The long-term catalyst for growth in the paper packaging industry has a name: plastic. The headlines surrounding plastic are brutal, from micro-plastics in the air and water, to islands of garbage floating in the oceans, to whales and fish dying from ingesting too much of the stuff. Following banning single-use plastic bags and restricting plastic straws, California is now proposing phasing out additional single-use plastics by 2030. Other states and municipalities followed earlier moves and are expected to do the same with his newest one. This isn't just a domestic US story, either. The EU banned many single-use plastics at the end of 2018, and many countries are considering similar measures.

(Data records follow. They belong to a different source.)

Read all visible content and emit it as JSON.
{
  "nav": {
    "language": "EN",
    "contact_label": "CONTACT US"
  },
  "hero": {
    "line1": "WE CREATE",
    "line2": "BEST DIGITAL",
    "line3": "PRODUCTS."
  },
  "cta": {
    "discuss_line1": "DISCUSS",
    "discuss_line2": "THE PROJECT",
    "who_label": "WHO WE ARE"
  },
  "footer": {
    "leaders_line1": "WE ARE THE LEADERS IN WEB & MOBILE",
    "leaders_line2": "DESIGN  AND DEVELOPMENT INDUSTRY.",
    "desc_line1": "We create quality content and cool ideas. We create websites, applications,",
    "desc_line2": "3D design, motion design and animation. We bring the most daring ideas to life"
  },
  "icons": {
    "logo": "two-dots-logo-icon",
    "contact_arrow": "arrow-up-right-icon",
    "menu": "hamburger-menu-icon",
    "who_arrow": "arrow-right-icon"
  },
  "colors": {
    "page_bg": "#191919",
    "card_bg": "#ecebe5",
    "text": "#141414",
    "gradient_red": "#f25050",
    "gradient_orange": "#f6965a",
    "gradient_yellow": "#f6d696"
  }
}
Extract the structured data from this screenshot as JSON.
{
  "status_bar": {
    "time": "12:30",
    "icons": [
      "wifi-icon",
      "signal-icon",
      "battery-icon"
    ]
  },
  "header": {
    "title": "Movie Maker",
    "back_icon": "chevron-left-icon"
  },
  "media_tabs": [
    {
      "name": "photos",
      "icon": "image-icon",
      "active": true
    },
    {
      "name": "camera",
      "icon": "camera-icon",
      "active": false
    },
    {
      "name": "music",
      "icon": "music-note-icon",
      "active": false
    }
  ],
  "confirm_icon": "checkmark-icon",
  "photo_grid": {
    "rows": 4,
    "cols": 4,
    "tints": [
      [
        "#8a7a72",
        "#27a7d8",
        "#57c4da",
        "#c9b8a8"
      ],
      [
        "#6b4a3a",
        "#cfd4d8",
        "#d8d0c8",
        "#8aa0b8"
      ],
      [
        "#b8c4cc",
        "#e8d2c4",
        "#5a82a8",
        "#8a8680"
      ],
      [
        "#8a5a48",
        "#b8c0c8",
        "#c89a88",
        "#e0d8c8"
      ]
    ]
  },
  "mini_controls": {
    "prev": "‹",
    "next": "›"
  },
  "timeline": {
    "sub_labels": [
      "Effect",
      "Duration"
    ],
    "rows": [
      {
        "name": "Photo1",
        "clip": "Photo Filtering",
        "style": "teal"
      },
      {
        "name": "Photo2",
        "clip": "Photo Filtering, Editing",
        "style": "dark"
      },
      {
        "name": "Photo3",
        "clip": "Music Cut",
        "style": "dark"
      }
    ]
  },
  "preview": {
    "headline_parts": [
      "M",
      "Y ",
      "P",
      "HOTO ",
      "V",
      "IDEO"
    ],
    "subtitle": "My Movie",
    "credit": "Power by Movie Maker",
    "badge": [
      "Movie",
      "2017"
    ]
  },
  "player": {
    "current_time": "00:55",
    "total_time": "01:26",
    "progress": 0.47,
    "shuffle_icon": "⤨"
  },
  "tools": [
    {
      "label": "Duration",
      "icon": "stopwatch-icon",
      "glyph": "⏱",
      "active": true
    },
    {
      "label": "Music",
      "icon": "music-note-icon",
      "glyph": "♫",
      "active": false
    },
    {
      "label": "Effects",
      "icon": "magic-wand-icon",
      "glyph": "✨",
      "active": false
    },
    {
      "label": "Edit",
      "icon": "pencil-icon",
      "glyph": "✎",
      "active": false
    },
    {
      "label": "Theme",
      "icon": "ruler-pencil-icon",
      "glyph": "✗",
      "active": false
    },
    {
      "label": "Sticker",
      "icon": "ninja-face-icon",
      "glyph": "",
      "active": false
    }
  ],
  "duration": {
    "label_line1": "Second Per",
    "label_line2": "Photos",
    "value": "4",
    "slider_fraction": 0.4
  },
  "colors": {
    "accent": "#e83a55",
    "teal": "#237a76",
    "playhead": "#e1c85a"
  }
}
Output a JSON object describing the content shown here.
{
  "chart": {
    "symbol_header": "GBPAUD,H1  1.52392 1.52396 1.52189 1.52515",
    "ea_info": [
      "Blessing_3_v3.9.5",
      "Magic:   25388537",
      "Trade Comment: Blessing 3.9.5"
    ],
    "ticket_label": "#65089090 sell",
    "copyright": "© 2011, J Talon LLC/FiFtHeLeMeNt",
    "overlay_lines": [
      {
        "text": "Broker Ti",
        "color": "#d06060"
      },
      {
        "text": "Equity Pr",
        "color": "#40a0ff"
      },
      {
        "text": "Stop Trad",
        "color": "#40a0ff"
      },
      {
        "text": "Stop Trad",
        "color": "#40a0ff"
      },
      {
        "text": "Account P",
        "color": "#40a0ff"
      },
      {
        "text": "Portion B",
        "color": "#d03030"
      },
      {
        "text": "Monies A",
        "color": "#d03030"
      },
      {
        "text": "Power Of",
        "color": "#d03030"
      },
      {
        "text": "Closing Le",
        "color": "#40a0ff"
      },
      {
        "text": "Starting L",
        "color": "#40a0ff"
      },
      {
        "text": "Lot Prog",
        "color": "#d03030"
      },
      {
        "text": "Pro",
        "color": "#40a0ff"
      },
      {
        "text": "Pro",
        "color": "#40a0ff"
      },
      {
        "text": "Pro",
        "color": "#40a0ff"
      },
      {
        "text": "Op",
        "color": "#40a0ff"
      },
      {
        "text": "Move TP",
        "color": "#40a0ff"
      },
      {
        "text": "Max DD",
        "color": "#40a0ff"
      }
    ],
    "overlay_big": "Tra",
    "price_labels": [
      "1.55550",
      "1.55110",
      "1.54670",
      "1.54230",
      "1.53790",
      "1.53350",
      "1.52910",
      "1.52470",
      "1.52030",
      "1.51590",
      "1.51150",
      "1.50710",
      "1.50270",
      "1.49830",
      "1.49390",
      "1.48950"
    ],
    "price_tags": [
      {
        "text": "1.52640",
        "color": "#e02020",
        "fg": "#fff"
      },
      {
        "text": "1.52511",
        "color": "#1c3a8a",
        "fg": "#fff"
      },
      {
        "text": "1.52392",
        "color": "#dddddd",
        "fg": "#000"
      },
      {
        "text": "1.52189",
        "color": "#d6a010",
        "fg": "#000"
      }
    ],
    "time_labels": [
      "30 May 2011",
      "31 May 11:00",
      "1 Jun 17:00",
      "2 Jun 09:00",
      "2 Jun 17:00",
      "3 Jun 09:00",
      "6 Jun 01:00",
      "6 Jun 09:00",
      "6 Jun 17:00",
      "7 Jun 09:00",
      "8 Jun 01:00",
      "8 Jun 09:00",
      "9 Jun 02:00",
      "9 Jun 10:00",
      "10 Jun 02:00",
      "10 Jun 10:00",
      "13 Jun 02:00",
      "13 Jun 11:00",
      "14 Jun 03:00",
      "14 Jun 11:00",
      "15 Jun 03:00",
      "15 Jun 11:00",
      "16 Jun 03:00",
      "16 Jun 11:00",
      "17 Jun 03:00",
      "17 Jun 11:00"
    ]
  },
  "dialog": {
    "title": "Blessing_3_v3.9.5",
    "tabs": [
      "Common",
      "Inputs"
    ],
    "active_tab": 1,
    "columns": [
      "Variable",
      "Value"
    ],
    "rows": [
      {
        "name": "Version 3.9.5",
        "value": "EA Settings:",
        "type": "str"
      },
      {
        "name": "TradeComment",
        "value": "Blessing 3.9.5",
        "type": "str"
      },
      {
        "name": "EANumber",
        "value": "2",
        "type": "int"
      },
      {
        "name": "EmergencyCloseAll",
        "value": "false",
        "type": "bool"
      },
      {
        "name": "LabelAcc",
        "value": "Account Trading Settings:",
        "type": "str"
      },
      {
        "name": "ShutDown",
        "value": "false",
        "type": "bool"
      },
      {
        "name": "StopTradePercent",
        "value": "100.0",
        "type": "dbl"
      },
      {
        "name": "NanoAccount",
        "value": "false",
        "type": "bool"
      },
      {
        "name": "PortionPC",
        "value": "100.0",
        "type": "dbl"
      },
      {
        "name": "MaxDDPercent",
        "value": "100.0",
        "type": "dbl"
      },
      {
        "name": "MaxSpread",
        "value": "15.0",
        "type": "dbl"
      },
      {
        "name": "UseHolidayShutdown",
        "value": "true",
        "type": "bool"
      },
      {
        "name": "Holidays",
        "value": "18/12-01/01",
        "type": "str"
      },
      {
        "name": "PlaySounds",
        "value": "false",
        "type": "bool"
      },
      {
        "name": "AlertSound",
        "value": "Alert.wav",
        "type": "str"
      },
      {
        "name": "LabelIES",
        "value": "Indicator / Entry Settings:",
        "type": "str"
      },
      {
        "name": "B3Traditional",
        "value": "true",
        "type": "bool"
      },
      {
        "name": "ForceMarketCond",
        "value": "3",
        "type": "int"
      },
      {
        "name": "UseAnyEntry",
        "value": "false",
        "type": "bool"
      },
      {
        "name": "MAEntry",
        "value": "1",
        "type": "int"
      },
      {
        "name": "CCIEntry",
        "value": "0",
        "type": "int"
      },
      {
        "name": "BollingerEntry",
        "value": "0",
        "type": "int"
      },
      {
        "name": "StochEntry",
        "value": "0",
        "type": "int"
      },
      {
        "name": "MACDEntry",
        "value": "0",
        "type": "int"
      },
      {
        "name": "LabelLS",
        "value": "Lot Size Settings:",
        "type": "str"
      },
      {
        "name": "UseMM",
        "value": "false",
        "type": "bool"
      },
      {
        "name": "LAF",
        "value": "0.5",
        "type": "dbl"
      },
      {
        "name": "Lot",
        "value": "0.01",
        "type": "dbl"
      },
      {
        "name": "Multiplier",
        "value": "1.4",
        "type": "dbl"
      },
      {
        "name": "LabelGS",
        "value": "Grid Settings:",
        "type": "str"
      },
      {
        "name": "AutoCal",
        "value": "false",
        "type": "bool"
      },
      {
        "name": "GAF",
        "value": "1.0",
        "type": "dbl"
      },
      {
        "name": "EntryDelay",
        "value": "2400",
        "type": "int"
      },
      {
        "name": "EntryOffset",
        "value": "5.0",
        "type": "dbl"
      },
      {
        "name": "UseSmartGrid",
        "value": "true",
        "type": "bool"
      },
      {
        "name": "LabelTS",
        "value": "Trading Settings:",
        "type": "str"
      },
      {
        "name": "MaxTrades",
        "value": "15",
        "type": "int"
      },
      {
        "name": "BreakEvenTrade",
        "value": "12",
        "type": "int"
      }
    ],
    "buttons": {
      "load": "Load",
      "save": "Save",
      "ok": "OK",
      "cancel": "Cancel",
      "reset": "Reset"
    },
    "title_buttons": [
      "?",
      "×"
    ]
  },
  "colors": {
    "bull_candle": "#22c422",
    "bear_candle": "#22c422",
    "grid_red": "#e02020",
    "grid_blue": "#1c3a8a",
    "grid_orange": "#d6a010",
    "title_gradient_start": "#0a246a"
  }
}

The latest target seems to be coffee cups with plastic components, and there appears to be no end in sight.

While aluminum and glass can serve as replacements for plastic in a percentage of packaging, paper is expected to be the biggest beneficiary of this long-term trend. Many of the new laws are designed to be phased in gradually so as not to disrupt businesses, but change is happening. And it's not just about laws, but about consumer preferences. As consumers become more aware of the dangers of plastic to the environment, this will increase demand for alternative packaging above and beyond the mandates that the new laws require.

When you combine the anti-plastic movement with the continued shift towards e-commerce, it paints a compelling picture for improving long-term demand for paper packaging. With short-term pricing pressures weighing on WestRock and a sizable 4.6% dividend yield, now seems like the time to buy.

Conclusion

It is tempting to look at past performance and extrapolate it into the future indefinitely. While these stocks have been punished over the past four years, that doesn't mean that they will continue to underperform the market. Over the past decade, growth stocks have been hot and value stocks have not been. But in the broader history of the stock market, valuation matters, and investing in stocks with low valuation has produced outsized returns. CVS Health, Kraft Heinz, and WestRock are compelling turnaround stories whose stock prices appear to have overshot to the downside and are due for recovery. There will continue to be execution risk and balance sheet risk, but with borrowing costs expected to remain lower for longer, and with the stocks priced for nothing to go right, these three stocks look like good buys.

Disclosure: I am/we are long CVS, KHC, WRK. I wrote this article myself, and it expresses my own opinions. I am not receiving compensation for it (other than from Seeking Alpha). I have no business relationship with any company whose stock is mentioned in this article.